Every once in a while (if not every week) you will receive a call from some random salesman that promises you a free lunch in exchange for your patience. I usually try to run, hide, camouflage, freeze myself alive –anything but answer my phone, just in order to stay away from salesmen. But those are crafty creatures, they go around you, wait in the dark and when you least expect it, they attack from behind and convince your boss (who is also trying to get rid of them) that YOU should listen to the presentation and of course a lunch.

This is how it usually goes: Its always one of the two; if it’s a man, it will be a short, balding, fat guy with a tie depriving his brain from oxygen, or on the other side (if it’s a woman), it will be a skinny lady, with a haircut that I’ve only seen before when 2 cats get in a.. – well, cat-fight. Between the excessive make-up, the Botox and the porcupine hairdo, it’s impossible to approximate their age, but they will let you know about how old their kids are and how much they like to play basketball, or paint, or some other skill that you can’t care less about.

They always show up with some younger co-worker, which looks smarter, wiser, and quieter. You know that’s the one you need to talk with (if any), but the salesman won’t let that happen. They have been trained that barking gets your attention, and he knows his presentation flawlessly. You won’t have time to talk, act, cough, clear your throat, or anything else other than breathing and let you’re A.D.D. take the best of you.

“How the hell she gets her hair to stay like that? Wow that’s got to take a lot of hair-spray. Is it me or it smells like baby powder in here? Wait, does she shave her face? I wonder if he can see his own weiner with that gut.” All these questions and more go through your mind while he or she ramble through a presentation, that will either lack of graphical help (pretty pie-chats) or have way too much of it.

“Great; I will take a deeper look at your proposal, consult with my colleagues and let you know…” You try to escape from the conference room and if possibly from lunch. Ha! Naïve, rookie mistake buddy; you will let him know, but not on your time. You will go to lunch and when you get back to your office, like an act of magic, you will find a new proposal in your email; “how, the hell he managed to send you a new proposal while having lunch with you? They are that crafty.
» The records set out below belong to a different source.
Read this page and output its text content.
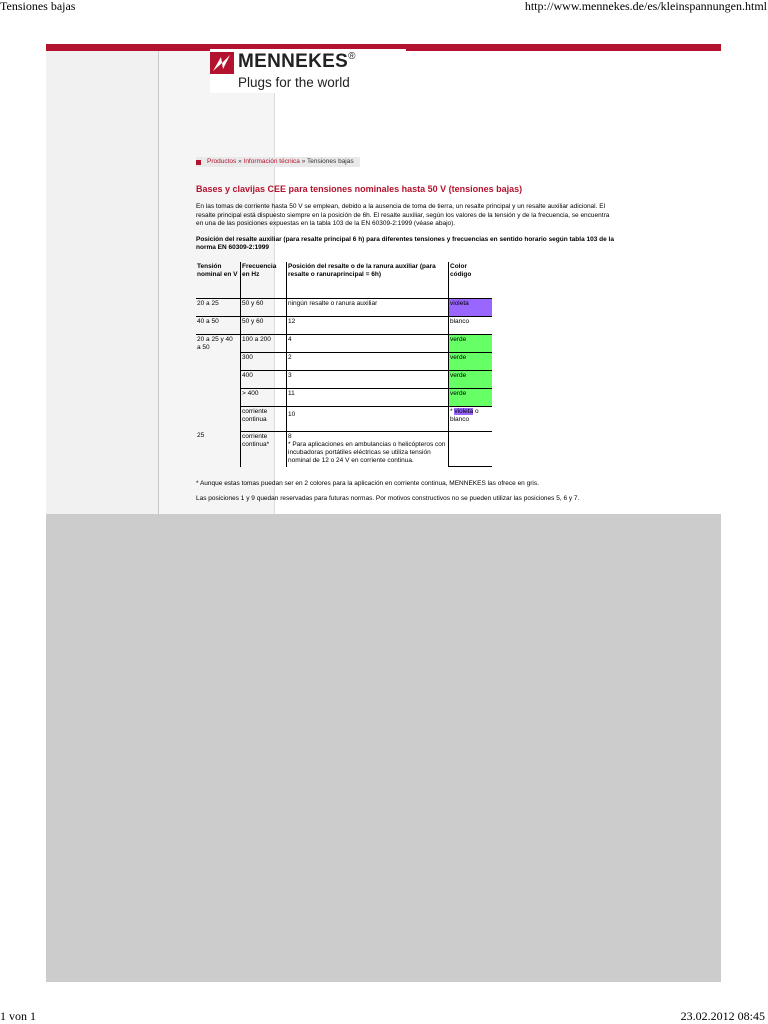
Tensiones bajas	http://www.mennekes.de/es/kleinspannungen.html
MENNEKES®
Plugs for the world
Productos » Información técnica » Tensiones bajas
Bases y clavijas CEE para tensiones nominales hasta 50 V (tensiones bajas)
En las tomas de corriente hasta 50 V se emplean, debido a la ausencia de toma de tierra, un resalte principal y un resalte auxiliar adicional. El resalte principal está dispuesto siempre en la posición de 6h. El resalte auxiliar, según los valores de la tensión y de la frecuencia, se encuentra en una de las posiciones expuestas en la tabla 103 de la EN 60309-2:1999 (véase abajo).
Posición del resalte auxiliar (para resalte principal 6 h) para diferentes tensiones y frecuencias en sentido horario según tabla 103 de la norma EN 60309-2:1999
Tensión nominal en V	Frecuencia en Hz	Posición del resalte o de la ranura auxiliar (para resalte o ranuraprincipal = 6h)	Color código
20 a 25	50 y 60	ningún resalte o ranura auxiliar	violeta
40 a 50	50 y 60	12	blanco
20 a 25 y 40 a 50	100 a 200	4	verde
	300	2	verde
	400	3	verde
	> 400	11	verde
	corriente continua	10	* violeta o blanco
25	corriente continua*	8
* Para aplicaciones en ambulancias o helicópteros con incubadoras portátiles eléctricas se utiliza tensión nominal de 12 o 24 V en corriente continua.	

* Aunque estas tomas puedan ser en 2 colores para la aplicación en corriente continua, MENNEKES las ofrece en gris.
Las posiciones 1 y 9 quedan reservadas para futuras normas. Por motivos constructivos no se pueden utilizar las posiciones 5, 6 y 7.
1 von 1	23.02.2012 08:45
“Well at least I get to eat a good steak, or lobster if I want to.” Yes, but how much is your soul worth to you? You will be thinking that you will talk more business, hell, maybe he’ll repeat all you missed while wondering why would he wear a diagonal-stripes tie with a pinstripe shirt, but no; you will have an hour and a half of random small-talk. I hope you love small-talk, because I hate it. I don’t care for what you did last summer, or how cute your mom is. No, I don’t care to tell you the name of my cat, or her sleeping habits. “Oh, really, you like hazelnut coffee…” I DON”T CARE!!!!!

Lunch is always good and you finally get to escape from the salesperson grasp, finally free; WRONG! From that moment on, it will be a continuous harassment on his or her part, with phone calls and emails every single day. You would love to go to your boss and summarize everything she talked about, but you can’t remember; SHE HAD PORCUPINE HAIR!